The M-Ratio point that the cardiac literature cannot match
metacognitive-efficiency records a structural problem: M-Ratio misbehaves when first-order performance is near chance, and near chance is where cardiac interoception lives — Banellis et al. had to exclude 96 of 241 participants for implausible cardiac M-Ratio against 10 respiratory.
The FDT’s staircase is a partial answer to that. By construction it holds accuracy between 60% and 85%, which is exactly the band where the metacognitive model is well-behaved. You cannot run a heartbeat-counting task at a criterion accuracy — there is no stimulus knob to turn. Here there is.
The cost is what the staircase buys the criterion with: first-order sensitivity is no longer free to vary, so the threshold and the metacognitive parameters are estimated from different parts of the session, and individual differences in sensitivity are expressed as the filter number rather than as task performance.
What it has been used to show
From the Neuron paper, in 60 healthy adults split by trait anxiety:
- Moderate-anxiety participants needed more filters — they were less respiratory-sensitive (3.0 vs 4.0, Z = −2.4, p = 0.01), replicating Garfinkel et al. (2016a) and Tiller et al. (1987).
- They were less confident (metacognitive bias 6.7 vs 6.2, Z = 2.0, p = 0.02), matching the exteroceptive metacognition literature where anxiety and depression lower confidence (Rouault et al. 2018).
- Their metacognitive efficiency was equal (M-Ratio 0.8 vs 0.8, ns).
- Decision bias did not differ — notable because the hypothesis was that anxious participants would over-report load presence, and they did not.
That pattern is worth keeping: anxiety made people worse at the task and less sure, without making their insight worse or their criterion looser.

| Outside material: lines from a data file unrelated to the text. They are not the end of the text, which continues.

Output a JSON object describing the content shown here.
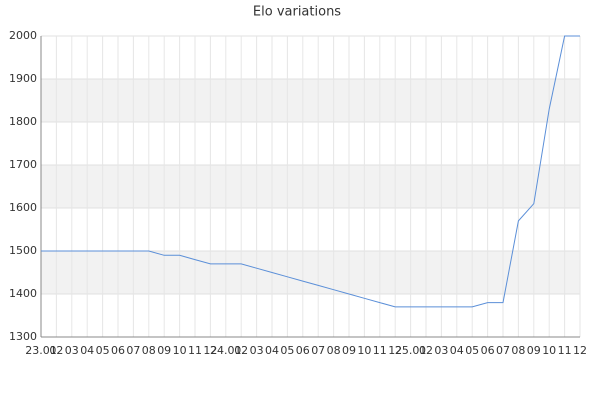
{
  "chart_data": {
    "type": "line",
    "title": "Elo variations",
    "categories": [
      "23.01",
      "02",
      "03",
      "04",
      "05",
      "06",
      "07",
      "08",
      "09",
      "10",
      "11",
      "12",
      "24.01",
      "02",
      "03",
      "04",
      "05",
      "06",
      "07",
      "08",
      "09",
      "10",
      "11",
      "12",
      "25.01",
      "02",
      "03",
      "04",
      "05",
      "06",
      "07",
      "08",
      "09",
      "10",
      "11",
      "12"
    ],
    "series": [
      {
        "name": "Elo",
        "color": "#5b8fd8",
        "values": [
          1500,
          1500,
          1500,
          1500,
          1500,
          1500,
          1500,
          1500,
          1490,
          1490,
          1480,
          1470,
          1470,
          1470,
          1460,
          1450,
          1440,
          1430,
          1420,
          1410,
          1400,
          1390,
          1380,
          1370,
          1370,
          1370,
          1370,
          1370,
          1370,
          1380,
          1380,
          1570,
          1610,
          1830,
          2000,
          2000
        ]
      }
    ],
    "ylim": [
      1300,
      2000
    ],
    "yticks": [
      1300,
      1400,
      1500,
      1600,
      1700,
      1800,
      1900,
      2000
    ],
    "grid": true
  }
}
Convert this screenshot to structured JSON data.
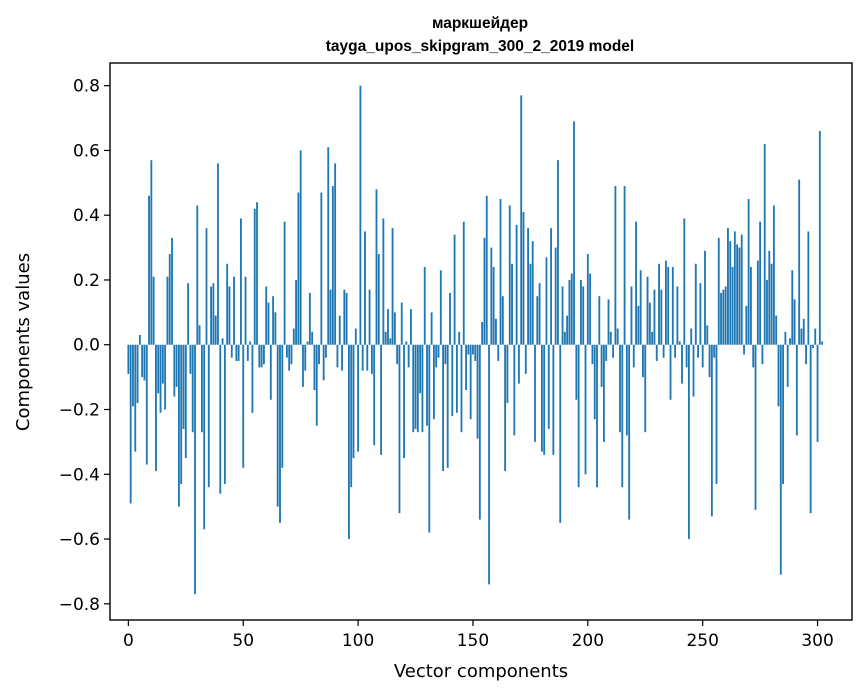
{
  "chart_data": {
    "type": "bar",
    "title_line1": "маркшейдер",
    "title_line2": "tayga_upos_skipgram_300_2_2019 model",
    "xlabel": "Vector components",
    "ylabel": "Components values",
    "xlim": [
      -8,
      315
    ],
    "ylim": [
      -0.85,
      0.87
    ],
    "xticks": [
      0,
      50,
      100,
      150,
      200,
      250,
      300
    ],
    "yticks": [
      -0.8,
      -0.6,
      -0.4,
      -0.2,
      0.0,
      0.2,
      0.4,
      0.6,
      0.8
    ],
    "ytick_labels": [
      "−0.8",
      "−0.6",
      "−0.4",
      "−0.2",
      "0.0",
      "0.2",
      "0.4",
      "0.6",
      "0.8"
    ],
    "xtick_labels": [
      "0",
      "50",
      "100",
      "150",
      "200",
      "250",
      "300"
    ],
    "grid": false,
    "bar_color": "#1f77b4",
    "values": [
      -0.09,
      -0.49,
      -0.19,
      -0.33,
      -0.18,
      0.03,
      -0.1,
      -0.11,
      -0.37,
      0.46,
      0.57,
      0.21,
      -0.39,
      -0.15,
      -0.21,
      -0.12,
      -0.2,
      0.21,
      0.28,
      0.33,
      -0.16,
      -0.13,
      -0.5,
      -0.43,
      -0.26,
      -0.35,
      0.19,
      -0.09,
      -0.27,
      -0.77,
      0.43,
      0.06,
      -0.27,
      -0.57,
      0.36,
      -0.44,
      0.18,
      0.19,
      0.09,
      0.56,
      -0.46,
      0.02,
      -0.43,
      0.25,
      0.18,
      -0.04,
      0.21,
      -0.05,
      -0.05,
      0.39,
      -0.38,
      0.21,
      -0.05,
      0.01,
      -0.21,
      0.42,
      0.44,
      -0.07,
      -0.07,
      -0.06,
      0.18,
      0.13,
      -0.17,
      0.15,
      0.1,
      -0.5,
      -0.55,
      -0.38,
      0.38,
      -0.04,
      -0.08,
      -0.06,
      0.05,
      0.2,
      0.47,
      0.6,
      -0.13,
      -0.08,
      0.01,
      0.16,
      0.04,
      -0.14,
      -0.25,
      -0.06,
      0.47,
      -0.11,
      -0.04,
      0.61,
      0.17,
      0.49,
      0.56,
      -0.07,
      0.09,
      -0.08,
      0.17,
      0.16,
      -0.6,
      -0.44,
      -0.35,
      0.05,
      -0.33,
      0.8,
      -0.08,
      0.35,
      -0.08,
      0.17,
      -0.09,
      -0.31,
      0.48,
      0.28,
      -0.34,
      0.39,
      0.04,
      0.11,
      0.02,
      0.36,
      0.1,
      -0.06,
      -0.52,
      0.13,
      -0.35,
      0.01,
      -0.07,
      0.11,
      -0.27,
      -0.26,
      -0.27,
      -0.15,
      -0.27,
      0.24,
      -0.25,
      -0.58,
      0.1,
      -0.23,
      -0.07,
      -0.04,
      0.23,
      -0.39,
      -0.06,
      -0.38,
      0.16,
      -0.22,
      0.34,
      -0.21,
      0.04,
      -0.27,
      0.38,
      -0.14,
      -0.03,
      -0.23,
      -0.03,
      -0.05,
      -0.29,
      -0.54,
      0.07,
      0.33,
      0.46,
      -0.74,
      0.3,
      0.24,
      0.08,
      -0.05,
      0.45,
      0.15,
      -0.39,
      -0.18,
      0.43,
      0.25,
      -0.28,
      0.37,
      -0.12,
      0.77,
      0.41,
      -0.09,
      0.36,
      0.25,
      0.32,
      -0.3,
      0.15,
      0.19,
      -0.33,
      -0.34,
      0.27,
      -0.26,
      0.36,
      -0.34,
      0.3,
      0.57,
      -0.55,
      0.18,
      0.04,
      0.09,
      0.2,
      0.22,
      0.69,
      -0.17,
      -0.44,
      0.2,
      0.18,
      -0.4,
      0.28,
      0.22,
      -0.06,
      -0.23,
      -0.44,
      0.15,
      -0.13,
      -0.3,
      -0.05,
      0.14,
      0.04,
      -0.04,
      0.49,
      0.05,
      -0.27,
      -0.44,
      0.49,
      -0.28,
      -0.54,
      0.18,
      -0.07,
      0.38,
      0.12,
      0.23,
      -0.1,
      -0.27,
      0.21,
      0.13,
      0.04,
      0.17,
      -0.05,
      0.25,
      0.17,
      -0.04,
      0.26,
      0.24,
      -0.17,
      0.24,
      -0.04,
      0.18,
      0.01,
      -0.12,
      0.39,
      -0.07,
      -0.6,
      0.05,
      -0.16,
      0.25,
      -0.04,
      0.19,
      -0.07,
      0.29,
      0.06,
      -0.1,
      -0.53,
      -0.04,
      -0.43,
      0.33,
      0.16,
      0.17,
      0.18,
      0.36,
      0.32,
      0.24,
      0.35,
      0.31,
      0.3,
      0.34,
      -0.03,
      0.12,
      0.45,
      0.24,
      -0.07,
      -0.51,
      0.26,
      0.38,
      -0.06,
      0.62,
      0.2,
      0.29,
      0.25,
      0.43,
      0.09,
      -0.19,
      -0.71,
      -0.43,
      0.04,
      -0.13,
      0.02,
      0.23,
      0.14,
      -0.28,
      0.51,
      0.05,
      0.08,
      -0.06,
      0.35,
      -0.52,
      -0.01,
      0.05,
      -0.3,
      0.66,
      0.01
    ]
  }
}
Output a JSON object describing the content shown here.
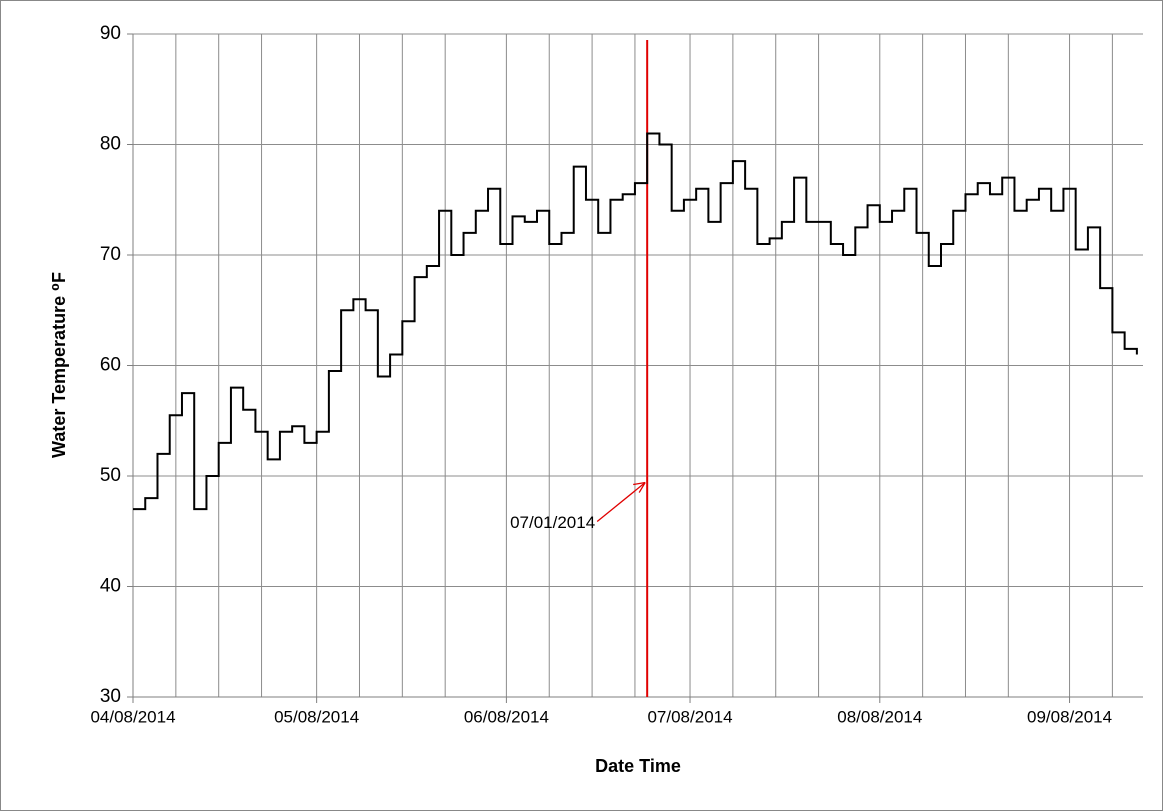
{
  "chart_data": {
    "type": "line",
    "step": true,
    "x_label": "Date Time",
    "y_label": "Water Temperature ⁰F",
    "xlim": [
      "04/08/2014",
      "09/20/2014"
    ],
    "xticks": [
      "04/08/2014",
      "05/08/2014",
      "06/08/2014",
      "07/08/2014",
      "08/08/2014",
      "09/08/2014"
    ],
    "x_minor_grid": [
      "04/15/2014",
      "04/22/2014",
      "04/29/2014",
      "05/15/2014",
      "05/22/2014",
      "05/29/2014",
      "06/15/2014",
      "06/22/2014",
      "06/29/2014",
      "07/15/2014",
      "07/22/2014",
      "07/29/2014",
      "08/15/2014",
      "08/22/2014",
      "08/29/2014",
      "09/15/2014"
    ],
    "ylim": [
      30,
      90
    ],
    "yticks": [
      30,
      40,
      50,
      60,
      70,
      80,
      90
    ],
    "grid": true,
    "series": [
      {
        "color": "#000000",
        "x": [
          "04/08/2014",
          "04/10/2014",
          "04/12/2014",
          "04/14/2014",
          "04/16/2014",
          "04/18/2014",
          "04/20/2014",
          "04/22/2014",
          "04/24/2014",
          "04/26/2014",
          "04/28/2014",
          "04/30/2014",
          "05/02/2014",
          "05/04/2014",
          "05/06/2014",
          "05/08/2014",
          "05/10/2014",
          "05/12/2014",
          "05/14/2014",
          "05/16/2014",
          "05/18/2014",
          "05/20/2014",
          "05/22/2014",
          "05/24/2014",
          "05/26/2014",
          "05/28/2014",
          "05/30/2014",
          "06/01/2014",
          "06/03/2014",
          "06/05/2014",
          "06/07/2014",
          "06/09/2014",
          "06/11/2014",
          "06/13/2014",
          "06/15/2014",
          "06/17/2014",
          "06/19/2014",
          "06/21/2014",
          "06/23/2014",
          "06/25/2014",
          "06/27/2014",
          "06/29/2014",
          "07/01/2014",
          "07/03/2014",
          "07/05/2014",
          "07/07/2014",
          "07/09/2014",
          "07/11/2014",
          "07/13/2014",
          "07/15/2014",
          "07/17/2014",
          "07/19/2014",
          "07/21/2014",
          "07/23/2014",
          "07/25/2014",
          "07/27/2014",
          "07/29/2014",
          "07/31/2014",
          "08/02/2014",
          "08/04/2014",
          "08/06/2014",
          "08/08/2014",
          "08/10/2014",
          "08/12/2014",
          "08/14/2014",
          "08/16/2014",
          "08/18/2014",
          "08/20/2014",
          "08/22/2014",
          "08/24/2014",
          "08/26/2014",
          "08/28/2014",
          "08/30/2014",
          "09/01/2014",
          "09/03/2014",
          "09/05/2014",
          "09/07/2014",
          "09/09/2014",
          "09/11/2014",
          "09/13/2014",
          "09/15/2014",
          "09/17/2014",
          "09/19/2014"
        ],
        "values": [
          47,
          48,
          52,
          55.5,
          57.5,
          47,
          50,
          53,
          58,
          56,
          54,
          51.5,
          54,
          54.5,
          53,
          54,
          59.5,
          65,
          66,
          65,
          59,
          61,
          64,
          68,
          69,
          74,
          70,
          72,
          74,
          76,
          71,
          73.5,
          73,
          74,
          71,
          72,
          78,
          75,
          72,
          75,
          75.5,
          76.5,
          81,
          80,
          74,
          75,
          76,
          73,
          76.5,
          78.5,
          76,
          71,
          71.5,
          73,
          77,
          73,
          73,
          71,
          70,
          72.5,
          74.5,
          73,
          74,
          76,
          72,
          69,
          71,
          74,
          75.5,
          76.5,
          75.5,
          77,
          74,
          75,
          76,
          74,
          76,
          70.5,
          72.5,
          67,
          63,
          61.5,
          61
        ]
      }
    ],
    "annotations": [
      {
        "text": "07/01/2014",
        "x": "07/01/2014",
        "y": 49.5,
        "color": "#e00000"
      }
    ]
  }
}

It also runs opposite in sign to the cardiac finding that anxiety and panic go with better heartbeat detection, which is discussed on the study page and on is-interoception-domain-general.
One further FDT result with no counterpart elsewhere in the wiki: metacognitive performance correlated with peak anterior insula activity for resistance-related prediction errors (r = 0.42) in the same participants — the only strong cross-task link in the paper’s whole 16-measure matrix, and evidence for Stephan et al.’s (2016) proposal that prediction error is the route by which bodily deviation reaches metacognition.
Open
- No slope, so nothing about precision. Anyone wanting both metacognition and a psychometric function needs the RRST.
- Never run alongside a cardiac task in an anxious sample, which is the study that would separate the two readings of the anxiety/sensitivity sign reversal.
- The methods paper (Harrison et al. 2021, Biol Psychol) is not in
raw/, so the wiki’s account of the staircase and of the task’s reliability is secondhand from the Neuron paper’s methods section.